6. Lock out the critics:

We all make mistakes. Writers get to make theirs in private and they can give themselves the chance to fix them before anybody else sees them. But when Green Bay Packer quarterback Brett Favre throws an interception, half the known universe sees him do it and there’s no way he can pull the ball back and take the play over. But researchers know a lot of writers who compose their rough drafts as if a Lambeau Field full of rabid fans and multiple millions of TV viewers were watching. Even worse they write with their editors perched on their shoulders, ready to pounce at the first sign of dangling modifier.

Maybe you’re doing your job that way too, feeling the eyes of editor or boss or critic while you try to think your way through a challenge. It’s a two step process, first the doing, and then the judgment. Just as an NFL quarterback has to shut out the howling of the mob and concentrate on the receiver, you have to shut out concerns about judgement during the process of creation.
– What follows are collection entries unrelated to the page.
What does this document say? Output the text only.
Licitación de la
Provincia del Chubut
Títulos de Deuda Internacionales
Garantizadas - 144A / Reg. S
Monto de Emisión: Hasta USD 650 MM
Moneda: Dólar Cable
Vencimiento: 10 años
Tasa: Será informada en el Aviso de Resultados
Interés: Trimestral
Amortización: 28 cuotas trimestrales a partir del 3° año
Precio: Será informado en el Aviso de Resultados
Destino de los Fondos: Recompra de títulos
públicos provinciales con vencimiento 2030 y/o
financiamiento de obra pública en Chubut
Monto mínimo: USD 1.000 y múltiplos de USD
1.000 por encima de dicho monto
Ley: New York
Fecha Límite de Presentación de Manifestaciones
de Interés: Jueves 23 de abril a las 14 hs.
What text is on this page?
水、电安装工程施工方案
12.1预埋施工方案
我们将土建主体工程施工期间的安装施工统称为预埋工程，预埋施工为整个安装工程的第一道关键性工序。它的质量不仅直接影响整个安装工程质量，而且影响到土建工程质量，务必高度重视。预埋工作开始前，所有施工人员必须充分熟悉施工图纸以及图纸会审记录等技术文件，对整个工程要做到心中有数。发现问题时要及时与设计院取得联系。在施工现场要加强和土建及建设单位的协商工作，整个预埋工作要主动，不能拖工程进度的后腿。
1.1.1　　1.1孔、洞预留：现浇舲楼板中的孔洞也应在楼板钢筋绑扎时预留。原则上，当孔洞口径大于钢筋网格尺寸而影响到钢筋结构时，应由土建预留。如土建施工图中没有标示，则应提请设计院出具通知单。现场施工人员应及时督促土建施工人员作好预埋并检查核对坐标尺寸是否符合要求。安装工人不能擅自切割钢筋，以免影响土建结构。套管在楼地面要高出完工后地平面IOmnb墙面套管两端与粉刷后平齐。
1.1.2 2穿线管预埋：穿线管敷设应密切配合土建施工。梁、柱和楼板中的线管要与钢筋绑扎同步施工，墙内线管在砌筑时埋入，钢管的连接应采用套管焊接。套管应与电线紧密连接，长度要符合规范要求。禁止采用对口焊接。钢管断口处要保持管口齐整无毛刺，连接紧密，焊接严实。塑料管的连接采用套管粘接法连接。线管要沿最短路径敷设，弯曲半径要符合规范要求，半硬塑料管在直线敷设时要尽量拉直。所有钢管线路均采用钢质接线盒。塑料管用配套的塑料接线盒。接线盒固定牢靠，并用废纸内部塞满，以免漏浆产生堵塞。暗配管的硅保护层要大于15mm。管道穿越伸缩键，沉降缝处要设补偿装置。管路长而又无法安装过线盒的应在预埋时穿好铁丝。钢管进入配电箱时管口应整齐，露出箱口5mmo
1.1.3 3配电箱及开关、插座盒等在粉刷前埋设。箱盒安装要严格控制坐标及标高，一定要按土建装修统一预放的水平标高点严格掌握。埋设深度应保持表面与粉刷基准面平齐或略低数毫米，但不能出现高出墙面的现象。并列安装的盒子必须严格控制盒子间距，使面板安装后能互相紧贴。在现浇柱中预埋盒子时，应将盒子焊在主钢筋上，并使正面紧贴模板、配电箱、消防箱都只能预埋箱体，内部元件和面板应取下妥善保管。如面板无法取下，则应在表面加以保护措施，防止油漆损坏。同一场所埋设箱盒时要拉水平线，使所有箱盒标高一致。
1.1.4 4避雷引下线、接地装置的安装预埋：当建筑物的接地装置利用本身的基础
If you don’t you wont take a chance, try out an idea, risk a ‘failure’ in the eyes of the invisible judge. You might even be afraid to start, and getting started is the only way you will ever finish.

 

7. Stop before you need to:

Momentum is a wonderful feeling; especially when you have got a lot to do and not much time to do it. The last thing you want when the job is going well is an interruption. Common sense tells you to keep working until you are finished. If you can’t finish the job in one sitting, you work until you are exhausted or until you run into a snag you can’t work your way through. But it actually makes a lot more sense to stop before you get too tired and before you reach a snag.

If you give yourself too much time, you will build up an aversion to the task, the very material blocks are made of. But if you have stopped in mid stride, sure of the next step you will take, you will come back to the job confident and even eager. You won’t have to waste any time getting back into the groove, because you won’t have gotten out of it.